Creator's Statement
The piece seeks to visualize Elizabeth Freeman’s claim that “a bodily motion (a grasp, a clutch, a refusal to let go) might have something to do with knowing and making history” (Freeman xx). Wong Kar-Wai’s In the Mood for Love (2000) exemplifies this relationship in its historical allegory of the Hong Kong handover. Through lingering slow-motion, deep textured colors, and stolen touches, the film expresses the intimacy and yearning at the heart of historical change. In the Mood for Love’s long influence can be seen in a trio of contemporary melodramas dealing with the queer experience of history: A Single Man (Ford, 2009), which expresses gay desire in the 1960s; Carol (Haynes, 2015), which expresses lesbian desire in the 1950s; and Moonlight (2016), which looks at gay desire over the course of a black man’s coming of age. Shadowy cars, red diners, and blue beaches reflect and refract between these films. These are the spaces where touch lingers and desire is felt in the form of romance.
“Of Love and Longing” emphasizes the way that the bodily motions of touch mobilize longing in history. Longing, a formal expression of erotics that produces belonging and persistence in time, complicates classical modes of narrating history through family, capital, and violence (Freeman 13). History and historical time are repeatedly associated with heteronormative and capitalist institutions that privilege “long-term, permanent arrangements between couples, especially those that include childrearing” and prioritize “forms of relation that can be tracked and documented over forms of relation that are ephemeral and ‘temporary’” (Halberstam 109). Often this history emphasizes the visual, the recordable, at the expense of the physical. These films suggest that desire is not ephemeral, but a very physical experience of time that is long in and of its intensity. The voiceover, originally a letter from Carol Aird (Cate Blanchett) to Terese Belivet (Rooney Mara), serves as an accompaniment to the visual reverberations of touch through these four films. Removed from its original narrative context, the voiceover emphasizes the films’ latent affinities with desire, touch, and time. Longing, the knowing and making of history, has as much to do with the physical presence of desire as it does with the historical record of the past.
References
Ford, Tom. A Single Man. Fade to Black Productions, 2009.
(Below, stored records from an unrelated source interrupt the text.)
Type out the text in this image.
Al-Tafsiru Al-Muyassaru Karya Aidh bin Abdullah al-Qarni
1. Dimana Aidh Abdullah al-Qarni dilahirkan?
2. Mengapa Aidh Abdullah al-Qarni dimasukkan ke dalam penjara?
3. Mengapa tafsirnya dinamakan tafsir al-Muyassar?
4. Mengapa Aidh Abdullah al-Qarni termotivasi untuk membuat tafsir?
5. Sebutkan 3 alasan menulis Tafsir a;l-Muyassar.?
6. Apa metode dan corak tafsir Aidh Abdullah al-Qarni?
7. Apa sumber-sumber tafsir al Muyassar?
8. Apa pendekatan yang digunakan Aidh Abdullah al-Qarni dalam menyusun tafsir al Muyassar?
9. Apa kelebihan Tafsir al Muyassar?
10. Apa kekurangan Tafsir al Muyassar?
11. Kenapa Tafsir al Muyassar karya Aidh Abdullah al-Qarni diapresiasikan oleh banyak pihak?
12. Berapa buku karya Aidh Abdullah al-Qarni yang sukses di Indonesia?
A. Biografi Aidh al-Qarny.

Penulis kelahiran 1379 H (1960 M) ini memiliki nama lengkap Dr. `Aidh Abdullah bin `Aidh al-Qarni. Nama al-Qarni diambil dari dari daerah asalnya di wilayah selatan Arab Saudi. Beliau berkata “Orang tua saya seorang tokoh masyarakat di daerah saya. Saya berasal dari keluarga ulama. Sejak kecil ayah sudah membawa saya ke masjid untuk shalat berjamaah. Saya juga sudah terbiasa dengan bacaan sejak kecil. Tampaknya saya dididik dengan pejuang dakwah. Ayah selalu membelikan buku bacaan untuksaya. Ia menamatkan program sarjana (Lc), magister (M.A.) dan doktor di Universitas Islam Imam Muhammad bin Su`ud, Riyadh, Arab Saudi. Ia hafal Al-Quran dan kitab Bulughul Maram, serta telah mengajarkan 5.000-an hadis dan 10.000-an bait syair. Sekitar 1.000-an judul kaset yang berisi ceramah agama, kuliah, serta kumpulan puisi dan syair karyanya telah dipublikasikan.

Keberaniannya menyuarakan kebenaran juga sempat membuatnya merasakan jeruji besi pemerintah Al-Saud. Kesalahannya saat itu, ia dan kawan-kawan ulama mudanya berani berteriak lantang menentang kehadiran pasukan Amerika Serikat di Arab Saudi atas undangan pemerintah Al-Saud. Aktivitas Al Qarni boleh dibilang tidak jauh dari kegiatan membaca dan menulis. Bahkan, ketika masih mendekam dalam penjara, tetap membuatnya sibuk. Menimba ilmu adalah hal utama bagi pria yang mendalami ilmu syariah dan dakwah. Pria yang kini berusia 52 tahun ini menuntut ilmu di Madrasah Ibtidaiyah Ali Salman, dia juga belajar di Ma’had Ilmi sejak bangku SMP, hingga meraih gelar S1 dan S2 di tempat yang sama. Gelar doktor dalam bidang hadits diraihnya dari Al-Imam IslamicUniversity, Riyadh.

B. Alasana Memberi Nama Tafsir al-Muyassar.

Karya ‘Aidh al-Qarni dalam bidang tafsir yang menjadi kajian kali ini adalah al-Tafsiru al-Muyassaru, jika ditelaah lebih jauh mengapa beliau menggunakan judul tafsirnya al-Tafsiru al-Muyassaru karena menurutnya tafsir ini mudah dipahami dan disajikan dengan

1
Freeman, Elizabeth. Time Binds: Queer Temporalities, Queer Histories. Durham: Duke University Press, 2010.
Halberstam, J. Jack. Gaga Feminism: Sex, Gender, and the End of Normal. Boston: Beacon Press, 2012.
Haynes, Todd. Carol. The Weinstein Company, 2015.
Jenkins, Barry. Moonlight. A24, 2016.
Wong, Kar-Wai. In the Mood for Love. Block 2 Pictures, 2000.
Biography
Allain Daigle is a PhD candidate at the University of Wisconsin-Milwaukee. His research interests include film history and cinema technologies, especially in relationship to time and memory. He has previously published on nostalgia and Carol in Queer Studies in Media and Popular Culture, the mythology surrounding an alleged $25,000 bet on Muybridge's motion studies in Film History, and the 50mm lens in The Atlantic. He is currently working on his dissertation, which examines the cultural history of lens development in early cinema.